The great thing about a Blues game is the lack of blaring music in between the action on the ice. At the AAC, it's customary for the PA system to start playing some sort of music while play has been stopped. Some of the songs are okay, but they're usually hit or miss and you don't really even notice it after awhile.
At Scottrade, they don't do that. Instead there is a live organ player who will play any number of short ditties in between play, many of them recognizable for the crowd to sing along to. It's subtle at first, but soon you start to realize what a great trick this is to keep the crowd into the game when nothing is going on. It sort of reminded me of a baseball game, in that sense. Also, the organ plays "When The Saints Go Marching In" after every Blues goal. It really helps sell the atmosphere in that arena.
The fans were...well, quiet. My roommate from Boston was with us, and he's been to many Bruins games out east. He remarked to me that "the most hockey-smart people in the building might be these four seats we're sitting in." I don't know if that's true, but I think what he was saying was that the crowd was unusually quiet compared to other games. I said it's a matter of markets: St. Louis fans are like Dallas fans, we aren't as lively during play as most big market games I guess. I will say this: I've been to a lot of Stars games in the bleacher seats where there will be some rowdy fans yelling down at the ice or just making noise for the sake of noise. No such thing where we were sitting, which I liked. They all seemed to be focused on the game.
The crowd definitely seemed to be into the game throughout. Every missed opportunity, turnover, or hit was met with a large response from the crowd. Late in the third period, they (unprompted) raised tons of noise to help give their team a boost. Unlike at the AAC of late, the team and fans seem to feed off each other well in St. Louis.
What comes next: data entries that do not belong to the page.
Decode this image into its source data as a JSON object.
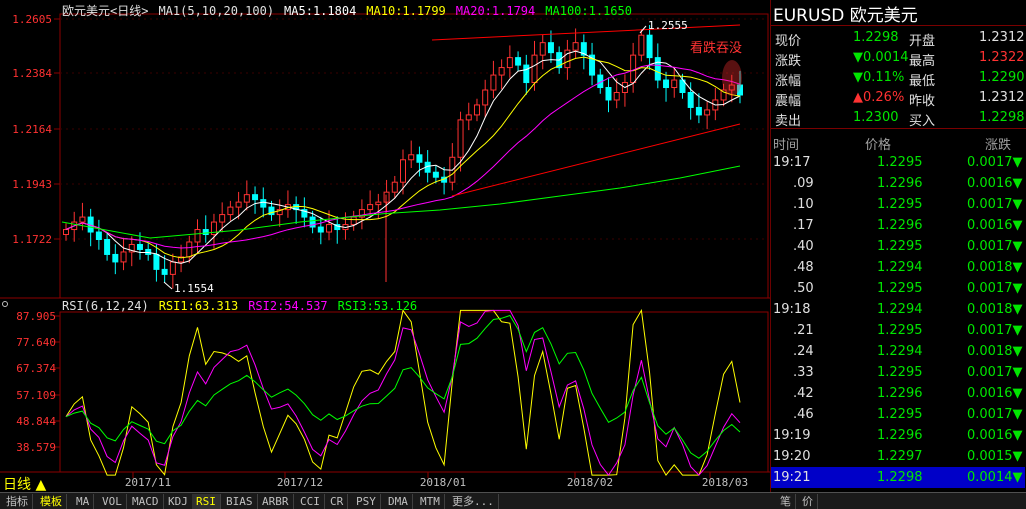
{
  "chart_header": {
    "title": "欧元美元<日线>",
    "ma_params": "MA1(5,10,20,100)",
    "ma5": "MA5:1.1804",
    "ma10": "MA10:1.1799",
    "ma20": "MA20:1.1794",
    "ma100": "MA100:1.1650"
  },
  "price_axis": [
    "1.2605",
    "1.2384",
    "1.2164",
    "1.1943",
    "1.1722"
  ],
  "price_annotations": {
    "high": "1.2555",
    "low": "1.1554",
    "bearish_tag": "看跌吞没"
  },
  "rsi_header": {
    "params": "RSI(6,12,24)",
    "rsi1": "RSI1:63.313",
    "rsi2": "RSI2:54.537",
    "rsi3": "RSI3:53.126"
  },
  "rsi_axis": [
    "87.905",
    "77.640",
    "67.374",
    "57.109",
    "48.844",
    "38.579"
  ],
  "date_axis": [
    "2017/11",
    "2017/12",
    "2018/01",
    "2018/02",
    "2018/03"
  ],
  "period_label": "日线",
  "period_arrow": "▲",
  "bottom_tabs": [
    "指标",
    "模板",
    "MA",
    "VOL",
    "MACD",
    "KDJ",
    "RSI",
    "BIAS",
    "ARBR",
    "CCI",
    "CR",
    "PSY",
    "DMA",
    "MTM",
    "更多..."
  ],
  "active_tab": "RSI",
  "panel": {
    "symbol": "EURUSD",
    "name": "欧元美元",
    "quotes": [
      {
        "l1": "现价",
        "v1": "1.2298",
        "c1": "green",
        "l2": "开盘",
        "v2": "1.2312",
        "c2": "white"
      },
      {
        "l1": "涨跌",
        "v1": "▼0.0014",
        "c1": "green",
        "l2": "最高",
        "v2": "1.2322",
        "c2": "red"
      },
      {
        "l1": "涨幅",
        "v1": "▼0.11%",
        "c1": "green",
        "l2": "最低",
        "v2": "1.2290",
        "c2": "green"
      },
      {
        "l1": "震幅",
        "v1": "▲0.26%",
        "c1": "red",
        "l2": "昨收",
        "v2": "1.2312",
        "c2": "white"
      },
      {
        "l1": "卖出",
        "v1": "1.2300",
        "c1": "green",
        "l2": "买入",
        "v2": "1.2298",
        "c2": "green"
      }
    ],
    "tick_headers": [
      "时间",
      "价格",
      "涨跌"
    ],
    "ticks": [
      {
        "t": "19:17",
        "p": "1.2295",
        "c": "0.0017▼"
      },
      {
        "t": ".09",
        "p": "1.2296",
        "c": "0.0016▼"
      },
      {
        "t": ".10",
        "p": "1.2295",
        "c": "0.0017▼"
      },
      {
        "t": ".17",
        "p": "1.2296",
        "c": "0.0016▼"
      },
      {
        "t": ".40",
        "p": "1.2295",
        "c": "0.0017▼"
      },
      {
        "t": ".48",
        "p": "1.2294",
        "c": "0.0018▼"
      },
      {
        "t": ".50",
        "p": "1.2295",
        "c": "0.0017▼"
      },
      {
        "t": "19:18",
        "p": "1.2294",
        "c": "0.0018▼"
      },
      {
        "t": ".21",
        "p": "1.2295",
        "c": "0.0017▼"
      },
      {
        "t": ".24",
        "p": "1.2294",
        "c": "0.0018▼"
      },
      {
        "t": ".33",
        "p": "1.2295",
        "c": "0.0017▼"
      },
      {
        "t": ".42",
        "p": "1.2296",
        "c": "0.0016▼"
      },
      {
        "t": ".46",
        "p": "1.2295",
        "c": "0.0017▼"
      },
      {
        "t": "19:19",
        "p": "1.2296",
        "c": "0.0016▼"
      },
      {
        "t": "19:20",
        "p": "1.2297",
        "c": "0.0015▼"
      },
      {
        "t": "19:21",
        "p": "1.2298",
        "c": "0.0014▼"
      }
    ],
    "bottom_tabs": [
      "笔",
      "价"
    ]
  },
  "colors": {
    "up": "#ff3232",
    "down": "#00ffff",
    "ma5": "#ffffff",
    "ma10": "#ffff00",
    "ma20": "#ff00ff",
    "ma100": "#00ff00",
    "trend": "#ff0000",
    "selected_row": "#0000c8"
  }
}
A few other assorted notes from the experience:
- The team store at Scottrade makes the Stars' store look very, very small. Tons of items to choose from....if I didn't despise the Blues, I might've bought something. I'm hoping new ownership will spice up our store back home in the Hangar a bit more. Eventually....sigh....
- I didn't buy any concessions at the game because I'm a cheap college student, but the prices overall were about what you could expect from a pro sports even from what I could see as I walked by.
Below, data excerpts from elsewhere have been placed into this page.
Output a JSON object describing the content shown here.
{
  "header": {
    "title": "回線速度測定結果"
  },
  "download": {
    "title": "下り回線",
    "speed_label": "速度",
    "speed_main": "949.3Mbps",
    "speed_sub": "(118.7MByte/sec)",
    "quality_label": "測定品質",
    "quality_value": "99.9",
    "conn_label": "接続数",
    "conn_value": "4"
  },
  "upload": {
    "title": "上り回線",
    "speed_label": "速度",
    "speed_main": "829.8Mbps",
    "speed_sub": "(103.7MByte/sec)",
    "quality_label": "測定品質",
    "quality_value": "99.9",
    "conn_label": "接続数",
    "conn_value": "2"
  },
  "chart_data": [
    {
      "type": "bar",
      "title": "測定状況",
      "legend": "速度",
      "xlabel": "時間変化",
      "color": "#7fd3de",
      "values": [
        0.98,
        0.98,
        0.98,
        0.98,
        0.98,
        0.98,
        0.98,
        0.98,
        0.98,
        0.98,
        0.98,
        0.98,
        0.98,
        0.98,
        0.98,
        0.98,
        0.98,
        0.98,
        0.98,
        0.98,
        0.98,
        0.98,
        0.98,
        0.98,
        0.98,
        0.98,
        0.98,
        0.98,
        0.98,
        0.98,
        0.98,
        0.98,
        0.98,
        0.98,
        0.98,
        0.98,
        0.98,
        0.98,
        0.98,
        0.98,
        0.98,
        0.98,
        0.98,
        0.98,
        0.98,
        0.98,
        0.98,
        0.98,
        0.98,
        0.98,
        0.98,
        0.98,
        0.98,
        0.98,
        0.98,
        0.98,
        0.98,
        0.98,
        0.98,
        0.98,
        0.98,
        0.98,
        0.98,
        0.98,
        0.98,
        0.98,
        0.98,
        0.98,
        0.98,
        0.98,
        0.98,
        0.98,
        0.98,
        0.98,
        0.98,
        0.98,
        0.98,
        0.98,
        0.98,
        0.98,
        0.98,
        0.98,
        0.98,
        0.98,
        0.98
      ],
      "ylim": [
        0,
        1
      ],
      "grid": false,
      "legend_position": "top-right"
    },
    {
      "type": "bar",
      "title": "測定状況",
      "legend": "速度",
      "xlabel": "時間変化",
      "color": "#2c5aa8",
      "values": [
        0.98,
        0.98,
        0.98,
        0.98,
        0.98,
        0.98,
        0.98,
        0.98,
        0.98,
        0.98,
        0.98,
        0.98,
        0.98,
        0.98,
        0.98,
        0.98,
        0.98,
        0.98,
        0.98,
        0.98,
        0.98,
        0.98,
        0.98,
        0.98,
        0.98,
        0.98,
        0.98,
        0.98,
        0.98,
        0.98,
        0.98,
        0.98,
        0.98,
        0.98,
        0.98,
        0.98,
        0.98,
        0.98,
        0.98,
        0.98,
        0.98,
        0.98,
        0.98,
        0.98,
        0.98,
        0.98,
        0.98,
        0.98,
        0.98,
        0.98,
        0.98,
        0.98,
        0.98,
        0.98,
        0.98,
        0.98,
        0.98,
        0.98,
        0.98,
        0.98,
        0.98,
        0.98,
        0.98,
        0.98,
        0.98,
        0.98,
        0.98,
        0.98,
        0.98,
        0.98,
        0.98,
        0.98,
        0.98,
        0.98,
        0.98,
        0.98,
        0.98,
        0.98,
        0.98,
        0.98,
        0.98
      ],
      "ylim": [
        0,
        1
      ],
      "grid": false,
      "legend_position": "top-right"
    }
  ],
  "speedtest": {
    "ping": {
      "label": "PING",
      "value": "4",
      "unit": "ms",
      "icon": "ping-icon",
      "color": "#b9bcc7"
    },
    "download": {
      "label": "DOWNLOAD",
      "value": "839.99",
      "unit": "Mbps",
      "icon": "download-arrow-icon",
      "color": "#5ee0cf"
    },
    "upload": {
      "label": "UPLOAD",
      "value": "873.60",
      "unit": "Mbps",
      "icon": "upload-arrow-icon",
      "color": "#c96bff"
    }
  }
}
- If you're an opposing fan attending a Blues game, just keep to yourself and be polite and not arrogant and cocky when your team scores, and you'll be treated nicely by the home crowd. When the Stars scored and we stood up and high fived each other, we got some "Sit the hell down!" but that's to be expected anywhere. The guy behind me though made some comments that made me laugh though, including "Brenden Morrow...he has to be the biggest douchebag I've ever seen." It's funny because it's not true!
Overall, the experience at the Scottrade Center was a good one. The atmosphere was refreshing, and just goes to show what good ownership and a good marketing department can do for a franchise in a "non-traditional" market.
Oh, and the Stars won. That always helps.